Baldwin, director of one of my favorite 1990’s movies, Tribulation 99, and the great, more recent Mock Up on Mu, visited film-culturally-deficient Atlanta with a greatest-hits program of mostly montage/found-footage films (none made by himself, but some distributed on his label) streamed from laptops and DVDs. Baldwin seems as energetic and knowledgable in person as you’d expect from his films – overall an excellent program. Fortunately I took a photo of the chalkboard listing titles/creators and was able to find many of them online to watch again.
Urine Man (2000, Greta Snider)
Short doc starring a homeless conspiracy theorist who promotes drinking one’s own urine.
Assassination in Dreamland (2011, David Sherman)

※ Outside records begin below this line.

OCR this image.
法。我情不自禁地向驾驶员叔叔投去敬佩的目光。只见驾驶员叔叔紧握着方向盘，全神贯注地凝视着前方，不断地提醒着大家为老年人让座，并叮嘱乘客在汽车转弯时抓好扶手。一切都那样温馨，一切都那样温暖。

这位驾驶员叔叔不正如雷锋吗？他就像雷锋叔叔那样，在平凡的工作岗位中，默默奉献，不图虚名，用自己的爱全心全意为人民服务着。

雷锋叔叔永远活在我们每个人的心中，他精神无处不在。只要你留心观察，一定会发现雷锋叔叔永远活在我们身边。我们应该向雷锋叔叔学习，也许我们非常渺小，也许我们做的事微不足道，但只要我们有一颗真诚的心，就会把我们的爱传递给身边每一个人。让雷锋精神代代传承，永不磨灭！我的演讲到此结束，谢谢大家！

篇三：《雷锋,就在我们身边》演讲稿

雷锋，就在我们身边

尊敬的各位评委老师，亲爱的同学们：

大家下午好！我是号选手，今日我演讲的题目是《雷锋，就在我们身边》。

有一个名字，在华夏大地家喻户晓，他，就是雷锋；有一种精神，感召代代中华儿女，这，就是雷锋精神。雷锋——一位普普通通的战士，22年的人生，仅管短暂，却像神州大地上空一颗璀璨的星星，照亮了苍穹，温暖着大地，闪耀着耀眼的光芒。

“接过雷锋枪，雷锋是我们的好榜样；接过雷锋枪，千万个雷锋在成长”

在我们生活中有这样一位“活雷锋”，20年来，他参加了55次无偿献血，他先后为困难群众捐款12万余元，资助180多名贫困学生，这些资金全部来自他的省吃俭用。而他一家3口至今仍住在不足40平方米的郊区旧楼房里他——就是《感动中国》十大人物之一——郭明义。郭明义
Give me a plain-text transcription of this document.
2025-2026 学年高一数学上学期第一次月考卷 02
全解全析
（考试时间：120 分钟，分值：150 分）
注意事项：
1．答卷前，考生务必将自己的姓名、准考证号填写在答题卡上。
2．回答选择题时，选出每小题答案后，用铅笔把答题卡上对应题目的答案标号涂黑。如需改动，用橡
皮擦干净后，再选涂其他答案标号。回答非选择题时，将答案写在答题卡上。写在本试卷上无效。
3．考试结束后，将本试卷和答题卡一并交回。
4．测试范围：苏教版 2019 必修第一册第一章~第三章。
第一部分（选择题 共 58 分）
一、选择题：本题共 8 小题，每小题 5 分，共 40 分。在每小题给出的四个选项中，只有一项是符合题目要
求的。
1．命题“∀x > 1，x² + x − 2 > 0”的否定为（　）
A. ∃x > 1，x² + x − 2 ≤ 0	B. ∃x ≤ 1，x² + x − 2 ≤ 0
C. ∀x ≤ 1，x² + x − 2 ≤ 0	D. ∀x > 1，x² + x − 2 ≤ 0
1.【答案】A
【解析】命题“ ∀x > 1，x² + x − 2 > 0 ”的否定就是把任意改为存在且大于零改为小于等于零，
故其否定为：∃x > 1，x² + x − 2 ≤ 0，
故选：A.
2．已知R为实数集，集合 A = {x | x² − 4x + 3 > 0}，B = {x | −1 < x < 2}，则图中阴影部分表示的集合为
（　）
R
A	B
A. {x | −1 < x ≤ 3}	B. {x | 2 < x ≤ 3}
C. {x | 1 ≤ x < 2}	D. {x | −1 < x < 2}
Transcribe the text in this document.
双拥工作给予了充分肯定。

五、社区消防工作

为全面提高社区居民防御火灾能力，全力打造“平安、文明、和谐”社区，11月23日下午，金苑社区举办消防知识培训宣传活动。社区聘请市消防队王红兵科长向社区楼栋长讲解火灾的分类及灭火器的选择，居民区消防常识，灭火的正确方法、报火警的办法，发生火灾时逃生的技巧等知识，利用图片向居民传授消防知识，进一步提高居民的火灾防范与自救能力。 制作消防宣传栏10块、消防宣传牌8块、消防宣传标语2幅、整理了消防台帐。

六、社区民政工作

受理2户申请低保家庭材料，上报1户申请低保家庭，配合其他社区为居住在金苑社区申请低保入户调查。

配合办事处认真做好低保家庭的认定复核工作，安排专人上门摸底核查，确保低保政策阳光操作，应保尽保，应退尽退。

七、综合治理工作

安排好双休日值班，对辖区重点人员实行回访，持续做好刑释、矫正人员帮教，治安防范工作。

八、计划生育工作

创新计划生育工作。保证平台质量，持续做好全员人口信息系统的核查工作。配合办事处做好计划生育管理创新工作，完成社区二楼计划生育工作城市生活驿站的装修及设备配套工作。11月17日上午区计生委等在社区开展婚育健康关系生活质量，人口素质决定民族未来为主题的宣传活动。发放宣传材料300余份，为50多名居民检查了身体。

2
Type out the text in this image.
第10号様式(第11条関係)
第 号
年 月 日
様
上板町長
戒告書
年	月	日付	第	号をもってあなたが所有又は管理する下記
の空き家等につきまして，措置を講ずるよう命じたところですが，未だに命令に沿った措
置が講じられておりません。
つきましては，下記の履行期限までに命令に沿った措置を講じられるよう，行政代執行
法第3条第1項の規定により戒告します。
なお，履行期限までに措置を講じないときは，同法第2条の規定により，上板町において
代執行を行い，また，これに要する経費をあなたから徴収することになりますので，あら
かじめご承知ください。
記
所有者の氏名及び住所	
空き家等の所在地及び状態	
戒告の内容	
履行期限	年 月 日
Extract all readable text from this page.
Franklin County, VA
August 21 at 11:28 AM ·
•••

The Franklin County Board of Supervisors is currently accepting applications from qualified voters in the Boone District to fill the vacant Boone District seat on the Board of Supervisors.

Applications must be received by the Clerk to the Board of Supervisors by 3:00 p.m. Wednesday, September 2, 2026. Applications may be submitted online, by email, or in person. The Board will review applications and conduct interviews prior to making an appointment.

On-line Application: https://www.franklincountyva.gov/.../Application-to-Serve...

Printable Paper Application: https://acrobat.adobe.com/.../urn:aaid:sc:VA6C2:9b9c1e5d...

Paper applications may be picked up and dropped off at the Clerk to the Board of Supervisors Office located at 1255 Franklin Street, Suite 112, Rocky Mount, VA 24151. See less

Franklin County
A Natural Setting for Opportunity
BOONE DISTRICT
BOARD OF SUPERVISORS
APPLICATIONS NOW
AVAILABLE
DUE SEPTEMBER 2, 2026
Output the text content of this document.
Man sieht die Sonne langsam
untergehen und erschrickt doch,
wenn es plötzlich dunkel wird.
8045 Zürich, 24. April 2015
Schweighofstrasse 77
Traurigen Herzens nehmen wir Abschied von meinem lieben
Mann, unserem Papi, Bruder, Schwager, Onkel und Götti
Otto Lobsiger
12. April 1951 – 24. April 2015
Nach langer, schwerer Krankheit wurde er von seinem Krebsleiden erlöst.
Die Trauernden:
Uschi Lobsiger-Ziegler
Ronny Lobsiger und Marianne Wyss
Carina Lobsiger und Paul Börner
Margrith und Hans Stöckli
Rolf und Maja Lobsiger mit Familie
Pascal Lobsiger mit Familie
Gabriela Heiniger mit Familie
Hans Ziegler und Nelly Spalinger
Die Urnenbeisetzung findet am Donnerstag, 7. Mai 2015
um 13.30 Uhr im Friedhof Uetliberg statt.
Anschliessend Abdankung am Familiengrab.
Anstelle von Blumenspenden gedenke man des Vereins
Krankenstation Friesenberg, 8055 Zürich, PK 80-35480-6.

Discussion of McKinley’s assassination at the pan-american expo, an event dominated by Edison’s new inventions (light bulb, x-ray) and documented by his movie camera. Sherman mixes different Edison company films to tell his story, which ends with the assassin executed in Edison company’s electric chair.
Way Fare (2009, Sylvia Schedelbauer)
Montage of footage inherited from a photographer. Mostly I remember the praying mantis from the beginning. More quietly paced than the others.
We Edit Life (2002, People Like Us)
Totally groovy, PLU remixing graphics and film clips the same way she does classic records in her music. Oriented around “new” technology of the 70’s, computer-generated music and picture, the dream of robots.
Altair (1995, Lewis Klahr)
Another pensive one, made from composited magazine cutouts. I loved the couple dancing inside a pitcher of orange beverage. Youtube uploader describes: “color-noir culled from late-40’s pages of Cosmopolitan, which induces a sense of claustrophobia and dread through its use of Stravinsky’s The Firebird.”
The LSD No-No (2009, James Blagden)
Dock Ellis’s voice, recorded off NPR in 2008, telling about his post-baseball career as a drug counselor. No of course not, he’s telling about the infamous LSD no-hitter. Music, sfx and original animation make this a hilarious little film, which I’ve gotta remember to show Katy.
The S From Hell (2010, Rodney Ascher)
I can’t put it better than its creator did: “a short documentary-cum-horror film about the scariest corporate symbol in history.” He edits stories about the traumatic logo with re-enactments of dreams and other fun graphic bits. I dug the use of footage from Halloween III. Can’t wait for his full-length treatment of The Shining conspiracy-theories.
Bigger Better (2004, Ton Meijdam)
America/corporate-power music video starring smiling Fuhrer Bill Gates. This has such a nice look to it. I kinda feel bad that it puts one of the world’s biggest philanthropists in a nazi uniform. Might I suggest Steve Jobs?
Walt Disney’s Taxi Driver (2011, Bryan Boyce)
Scenes from Taxi Driver with Disney elements added in. DeNiro’s Mickey ears looked too computery in you-talkin-to-me scene, but taking Cybill to a double feature of Lady & The Tramp and Steamboat Willie at the porno theater looked great.
Lord of the Rings (2003, Jino Choi, excerpt)
Scenes from LOTR subtitled to illustrate its political context, with Sauron representing Empire. After Dock Ellis, this is the one I most wanted to show Katy, but it’s not available online.
No Business (2007, Negativland)
Fun and creative music video about stealing music.
Hitler on SOPA (anonymous)
More Downfall meme. Not as good as the one about the limited availability of Kraftwerk tickets, but still golden.
Uso Justo (2005, Coleman Miller, excerpt)
Hilarious, self-aware experimental found-footage film, characters from soap operas coming to realize that they’re in a montage. The whole 20-some-minute work is available online (at the moment).
Not Too Much Remember (2003, Tony Gault)
Felt long compared to the others, but internet says it’s only 11 minutes. Conspiracy theories about the CIA and drugs, as imagined by a disturbed interview subject.
Most of the footage comes from educational films dating from the 50’s and 60’s, concerning psychological experiments and mind control. The loose, narrative, structure is centered on a psychiatrist’s interview with a man named Richard. Richard is the subject of scientific experiments with LSD administered by the CIA. Throughout the interview footage from other films with similar experiments on children, and other cinereous that can be possibly interpreted as his life as a child, are spliced in. Collectively, the new arrangement of footage makes for an eerie tone that contradicts it original intention of the educational pieces.
A Movie (1958, Bruce Conner) / A Movie (2010, Jen Proctor)
I mostly watched Bruce’s. The synch was good and remaking a classic experimental montage film is a fun idea, though trying to watch two movies at once left me with little memory of either.